To say this is not to condemn emotion, an essential part of life, or to assert that all predetermined ends of propagandists are “bad.” What we mean is that the intelligent citizen does not want propagandists to utilize his emotions, even to the attainment of “good” ends, without knowing what is going on. He does not want to be “used” in the attainment of ends he may later consider “bad.” He does not want to be gullible. He does not want to be fooled. He does not want to be duped, even in a “good” cause. He wants to know the facts and among these is included the fact of the utilization of his emotions.

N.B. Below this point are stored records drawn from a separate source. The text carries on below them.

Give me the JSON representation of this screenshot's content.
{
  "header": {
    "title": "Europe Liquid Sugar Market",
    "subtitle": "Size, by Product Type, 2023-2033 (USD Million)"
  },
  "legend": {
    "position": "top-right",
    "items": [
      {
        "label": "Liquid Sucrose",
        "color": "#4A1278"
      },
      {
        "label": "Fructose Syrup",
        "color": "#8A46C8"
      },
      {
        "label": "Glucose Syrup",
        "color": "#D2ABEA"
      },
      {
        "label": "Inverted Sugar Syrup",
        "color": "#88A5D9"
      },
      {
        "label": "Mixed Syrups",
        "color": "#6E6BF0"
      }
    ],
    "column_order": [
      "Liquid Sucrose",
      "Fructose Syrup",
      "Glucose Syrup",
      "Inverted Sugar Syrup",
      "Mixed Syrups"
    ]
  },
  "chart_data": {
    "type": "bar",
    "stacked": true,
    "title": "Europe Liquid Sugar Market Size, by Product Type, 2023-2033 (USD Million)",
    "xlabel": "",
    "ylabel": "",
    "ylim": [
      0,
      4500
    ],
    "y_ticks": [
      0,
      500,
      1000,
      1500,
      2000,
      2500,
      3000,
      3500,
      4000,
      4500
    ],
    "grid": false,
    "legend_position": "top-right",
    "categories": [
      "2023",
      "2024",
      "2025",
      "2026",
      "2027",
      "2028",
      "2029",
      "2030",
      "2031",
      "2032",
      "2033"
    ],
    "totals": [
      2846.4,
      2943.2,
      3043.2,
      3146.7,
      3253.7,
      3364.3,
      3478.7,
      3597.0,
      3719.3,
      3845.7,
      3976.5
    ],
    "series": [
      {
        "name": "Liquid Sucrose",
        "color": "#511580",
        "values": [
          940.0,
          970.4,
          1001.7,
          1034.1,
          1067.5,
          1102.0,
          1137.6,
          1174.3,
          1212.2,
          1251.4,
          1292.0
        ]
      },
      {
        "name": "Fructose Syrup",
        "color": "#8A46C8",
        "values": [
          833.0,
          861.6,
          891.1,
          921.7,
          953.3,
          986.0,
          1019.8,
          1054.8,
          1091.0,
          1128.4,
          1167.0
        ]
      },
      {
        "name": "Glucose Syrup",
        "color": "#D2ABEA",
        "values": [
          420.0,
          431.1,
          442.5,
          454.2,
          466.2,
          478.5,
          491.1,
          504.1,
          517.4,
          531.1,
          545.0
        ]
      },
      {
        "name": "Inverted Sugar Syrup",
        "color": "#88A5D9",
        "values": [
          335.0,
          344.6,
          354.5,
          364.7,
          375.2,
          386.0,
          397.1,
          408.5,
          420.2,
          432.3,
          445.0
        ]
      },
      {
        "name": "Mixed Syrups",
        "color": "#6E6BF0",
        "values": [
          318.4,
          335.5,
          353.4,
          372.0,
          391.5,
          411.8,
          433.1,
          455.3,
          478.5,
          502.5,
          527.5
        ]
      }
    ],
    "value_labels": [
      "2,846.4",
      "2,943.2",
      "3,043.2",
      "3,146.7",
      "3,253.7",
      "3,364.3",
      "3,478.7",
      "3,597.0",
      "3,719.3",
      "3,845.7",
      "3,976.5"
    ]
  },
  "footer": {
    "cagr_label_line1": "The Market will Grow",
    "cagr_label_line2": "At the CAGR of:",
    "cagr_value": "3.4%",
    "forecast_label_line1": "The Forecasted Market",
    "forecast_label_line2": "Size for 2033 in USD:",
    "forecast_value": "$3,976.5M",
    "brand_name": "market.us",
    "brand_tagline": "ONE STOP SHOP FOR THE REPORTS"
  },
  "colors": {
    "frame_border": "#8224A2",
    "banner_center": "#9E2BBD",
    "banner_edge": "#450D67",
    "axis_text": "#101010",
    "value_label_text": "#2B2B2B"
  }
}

Keeping in mind the seven common propaganda devices, turn to today’s newspapers and almost immediately you can spot examples of them all. At election time or during any campaign, “plain folks” and “band wagon” are common. “Card-stacking” is hardest to detect because it is adroitly executed or because we lack the information necessary to nail the lie. A little practice with the daily newspapers in detecting these propaganda devices soon enables us to detect them elsewhere—in radio, newsreel, books, magazines, and in expressions of labor unions, business groups, churches, schools, political parties.